In 1995, with new keyboardist Charlie Clouser, Nine Inch Nails hit the road for the Outside Tour with David Bowie, whose late-'70s albums (along with Pink Floyd) had been a major influence on The Downward Spiral. The vocalists would share the stage each night, eventually leading to a strong bond that resulted in future collaborations and reverse inspiration for Bowie's brief industrial/electronic period. Reznor also contributed a cover of Joy Division's "Dead Souls" to the soundtrack of The Crow and issued the remix album Further Down the Spiral, which nearly reached the Top 20.
Using money from The Downward Spiral, Reznor built the state-of-the-art Nothing Studios in New Orleans in a building that had once been a funeral home. While pondering his next move in the wake of his sudden stardom, he produced Nothing signee Marilyn Manson's hit album, Antichrist Superstar (his third time producing for the group), putting his jagged, industrial stamp on the Florida outfit's shock-rock sound.
In the years between album releases, Reznor produced another movie soundtrack, this time for David Lynch's Lost Highway. In addition to featuring Bowie, Manson, and the Smashing Pumpkins, and providing the American breakthrough for German industrialists Rammstein, he also contributed the NIN single "The Perfect Drug," which incorporated a skittering drum'n'bass beat that was more electronic than anything NIN had previously done. While "The Perfect Drug" returned Reznor and NIN to the public consciousness, Reznor was still unsure what kind of statement would be an appropriate follow-up to The Downward Spiral. That uncertainty resulted in a severe case of writer's block. Around this time, longtime friend Vrenna had a falling out with Reznor and was eventually replaced by Jerome Dillon. Reznor's maternal grandmother passed away that year and his friendship with Manson soon deteriorated. These personal upheavals would bear heavily on Reznor, resulting in an unexpected shift in sound for the Spiral follow-up.

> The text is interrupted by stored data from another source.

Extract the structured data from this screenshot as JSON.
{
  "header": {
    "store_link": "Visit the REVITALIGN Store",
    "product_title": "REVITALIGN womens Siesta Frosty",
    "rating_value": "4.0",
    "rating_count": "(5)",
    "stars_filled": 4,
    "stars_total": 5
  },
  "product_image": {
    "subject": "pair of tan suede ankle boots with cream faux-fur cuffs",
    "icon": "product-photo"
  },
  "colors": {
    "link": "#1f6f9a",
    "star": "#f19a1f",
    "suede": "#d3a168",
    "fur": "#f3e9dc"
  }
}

During this period, as a testament to his influence, NIN were proving vastly influential on a new crop of bands, with major labels signing up industrial metal outfits like Filter, Gravity Kills, and Stabbing Westward. An assortment of traditional rock bands — like Guns N' Roses — also started grafting industrial production flourishes onto their music.

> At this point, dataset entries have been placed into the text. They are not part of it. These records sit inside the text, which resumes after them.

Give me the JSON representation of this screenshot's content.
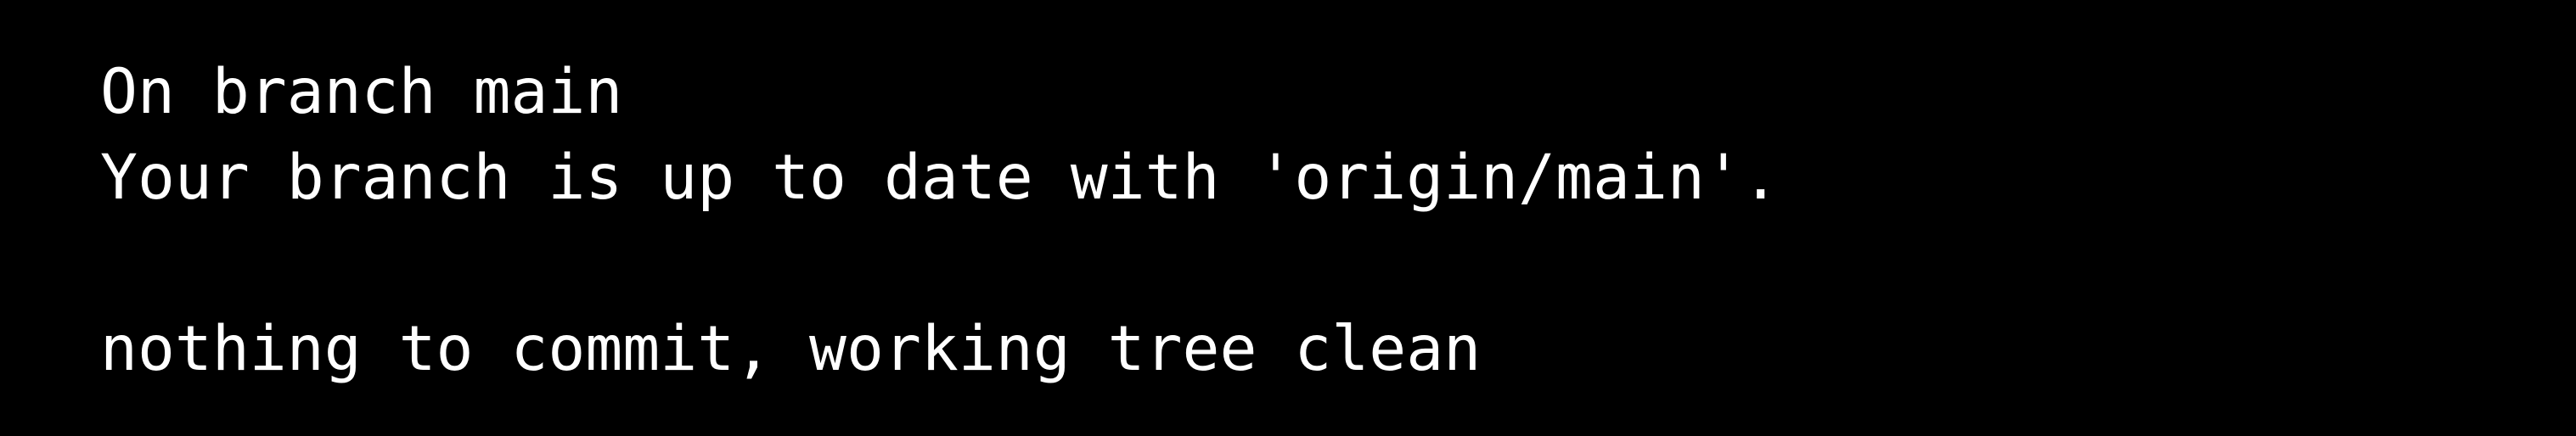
{
  "terminal": {
    "lines": [
      "On branch main",
      "Your branch is up to date with 'origin/main'.",
      "",
      "nothing to commit, working tree clean"
    ]
  },
  "colors": {
    "background": "#000000",
    "foreground": "#ffffff"
  }
}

In 1999, Reznor finally resurrected Nine Inch Nails with the double-CD opus The Fragile. It debuted at number one with massive first-week sales, but slipped down the charts rather quickly afterward. The effort included the singles "The Day the World Went Away" and "Starfuckers, Inc.," a direct reference to his soured relationships with other alt-rock icons. The remix album Things Falling Apart followed a year later, as did the extensive Fragility world tour. An album of live performances culled from the trek, And All That Could Have Been, was released in early 2002. Deluxe editions of the recording also included the fan-favorite Still EP, which featured new songs and "unplugged" reimaginings of deep catalog cuts.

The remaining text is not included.